There are limitations in the present study. First, since the size of the study population was small and the observation period was relatively short, statistical power might have been insufficient for characterizing all echocardiographic parameters. Second, a substantial limitation of this study is the population heterogeneity based on inclusion of patients with various types of PAH. The specific event rates for individual groups according to various causative conditions or different natural histories were not assessed because of the small population size. Nevertheless, there are few published data indicating that prognosis predictors differ in different PAH subgroups, and thus it is difficult to address this issue, as described in the guidelines [2]. On the other hand, inclusion of patients with various prognoses was required to determine the predictive power of combined assessment of TRPG/TVI and TAPSE. In other words, inclusion of heterogeneous subject groups is advantageous for testing whether analysis of the TRPG/TVI-TAPSE relationship is applicable for all patients with PAH. Third, treatments during the follow-up period after echocardiographic assessment differed in the patients with various underlying causes. After collection of data for under-Tx measurements in this study, some of the patients additionally received treatments according to a goal-oriented therapies strategy, including triple combination therapies and optimal dosage of epoprostenol. Thus, the possibility that inter-group differences in PAH-specific medications modified event rates in the four subsets with different patterns of TRPG/VTI and TAPSE values cannot be excluded.
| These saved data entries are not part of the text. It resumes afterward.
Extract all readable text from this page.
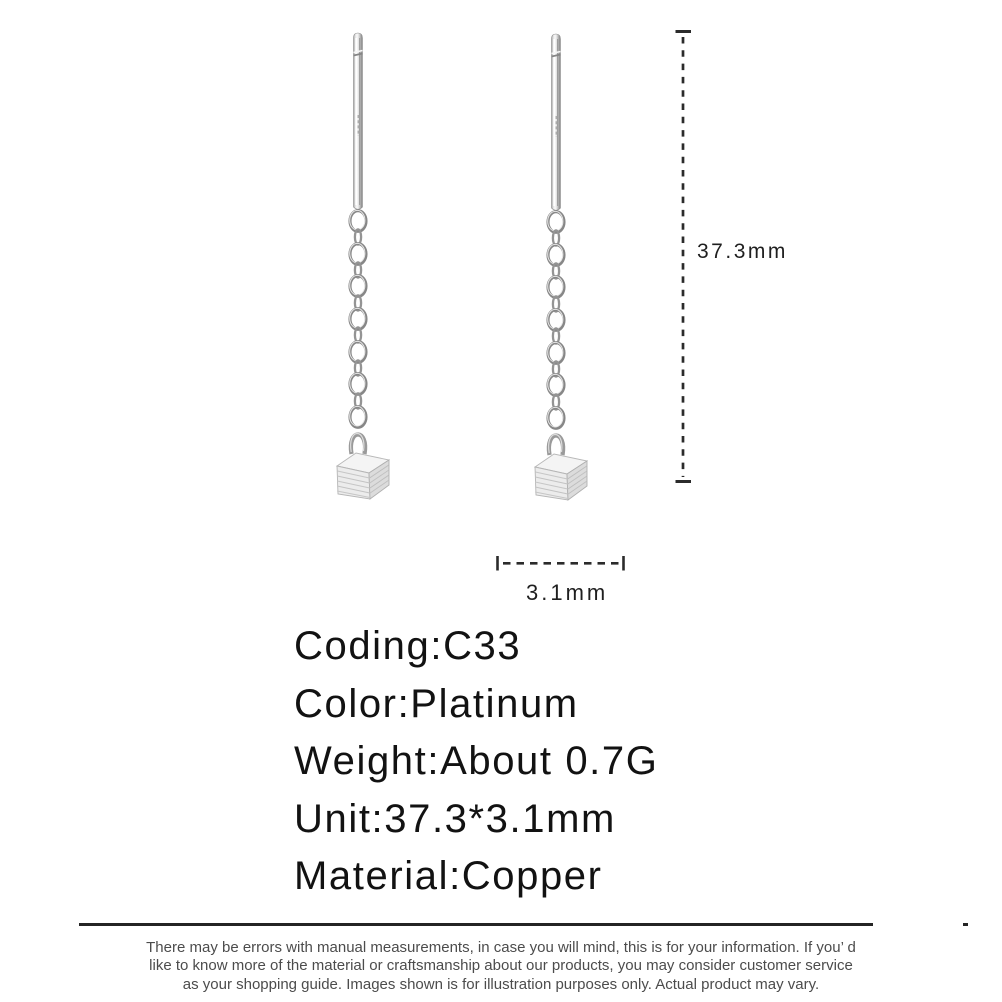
37.3mm
3.1mm
Coding:C33
Color:Platinum
Weight:About 0.7G
Unit:37.3*3.1mm
Material:Copper
There may be errors with manual measurements, in case you will mind, this is for your information. If you’ d
like to know more of the material or craftsmanship about our products, you may consider customer service
as your shopping guide. Images shown is for illustration purposes only. Actual product may vary.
Further investigation will be needed to validate specific cutoff values of TAPSE and TRPG/TVI for prognostic predictors in various types of PAH both before and during treatment.

Conclusion

The results of the present study indicate that changes in PVR and RV function in PAH take different patterns depending on patients and that both increased PVR and reduced RV function contribute to adverse events in PAH patients who have undergone specific PAH-targeted medical treatments for a sufficient period of time. Serial monitoring of RV function and PVR by echocardiographic methods is a feasible and reasonable measure for monitoring disease progression and assessing prognosis in PAH patients. Whether risk classification by a pattern of the TRPG/TVI-TAPSE relationship is valid in all PAH patients remains to be further investigated.